I almost always use the figure environment for figures in papers (and
books).  The figure environment numbers the figure, allows the figure
to get a symbolic label, and it allows a caption.  The label allows me
to refer to Figure~\ref{fig:Dijkstra-proof-1}.

\begin{figure}
\begin{center}
\includegraphics{Dijkstra-proof.eps}
\end{center}

\caption{Why Dijkstra's algorithm works.}

\label{fig:Dijkstra-proof-1}

\end{figure}

\LaTeX2e{} has its own notions of where it will put figures.  Pages
199--200 of Lamport list several parameters that \LaTeX2e{} uses to
decide whether it will put a figure at the top of a page or on a page
of only figures.  I do not particularly like the default values; they
tend to favor pages of only figures.  I have redefined several of
these values in \verb`~`thc/mytex/page.tex.

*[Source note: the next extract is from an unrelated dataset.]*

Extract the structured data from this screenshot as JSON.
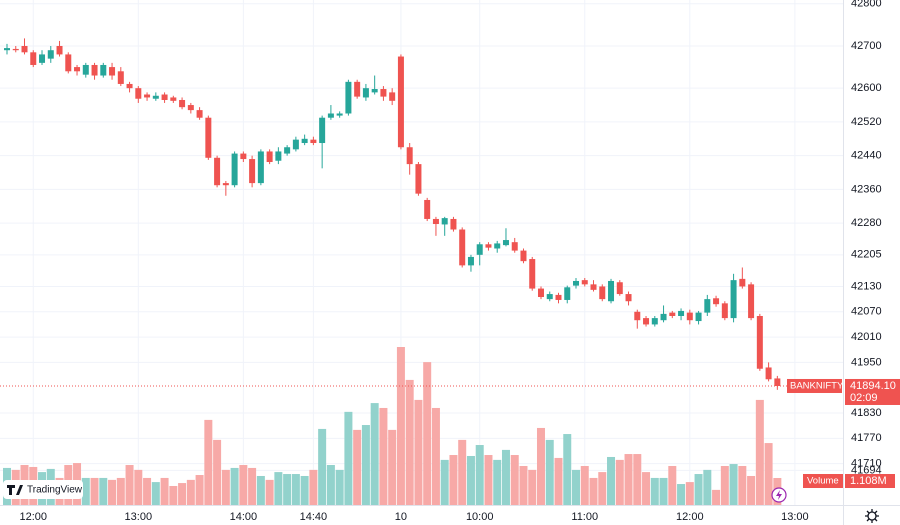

Nor am I particularly fond of how captions appear by default.  I like
captions to be in a smaller font than the main text.  I like the text
``Figure~X'' to be in boldface.

There's another issue with the \verb`\caption` macro.  By default, it
takes the argument and puts it in a list of figures, assuming that you
ask for a list of figures.  Who wants a list of figures?  Not me!
I've asked for one in this file, and I don't think I ever have before.
Nor do I expect to ever again.  But here's the problem.  Suppose you
have a loooong caption.  Then by default you get a loooong entry is
your list of figures.  Here's an example:

\begin{figure}
\begin{center}
\includegraphics{Dijkstra-proof.eps}
\end{center}

\caption{Why Dijkstra's algorithm works and works and works and works
and works and works and works and works and works and works and works
and works and works and works and works and works and works and works
and works and works and works and works and works and works and works
and works and works and works and works and works and works and works
and works and works and works and works and works and works and works
and works and works and works and works and works and works and works
and works and works and works and works and works and works and works
and works and works and works and works and works and works and works
and works and works and works and works and works and works and works
and works and works and works and works and works and works and works
and works and works and works and works and works and works and works
and works and works and works and works and works and works and works
and works and works and works and works and works and works and works
and works and works and works and works and works and works and works
and works and works and works and works and works and works and works
and works and works and works and works and works.}

\label{fig:Dijkstra-proof-2}

\end{figure}

\makeatletter
\long\def\@makecaption#1#2{%
  \vskip\abovecaptionskip
  \sbox\@tempboxa{\small\textbf{#1:} #2}%
  \ifdim \wd\@tempboxa >\hsize
    {\small\textbf{#1:} #2}\par
  \else
    \global \@minipagefalse
    \hb@xt@\hsize{\hfil\box\@tempboxa\hfil}%
  \fi
  \vskip\belowcaptionskip}
\makeatother

\newcommand{\figcaption}[1]{\caption[]{#1}}
\newcommand{\figpart}[1]{\textbf{(#1)}~\ignorespaces}

To solve all of these problems, I have my own \verb`\figcaption`
macro.  It puts ``Figure~X'' in bold, uses a small font, and gives an
empty optional argument to \verb`\caption` so that there'll be no
entry in the list of figures:

\begin{figure}
\begin{center}
\includegraphics{Dijkstra-proof.eps}
\end{center}

\figcaption{Why Dijkstra's algorithm works.}

\label{fig:Dijkstra-proof-3}

\end{figure}

That looks better.  I also have a \verb`\figpart` macro for when a
figure has multiple parts:

\begin{figure}
\begin{center}
\includegraphics{assembly-line-example.eps}
\end{center}

\figcaption{\figpart{a} An instance of the assembly-line problem with
costs $e_i$, $a_{i,j}$, $t_{i,j}$, and~$x_i$ indicated.  The heavily
shaded path indicates the fastest way through the factory.
\figpart{b} The values of $f_i[j]$, $f^*$, $l_i[j]$, and~$l^*$ for the
instance in part~(a).}

\label{fig:assembly-line-example}

\end{figure}




\end{document}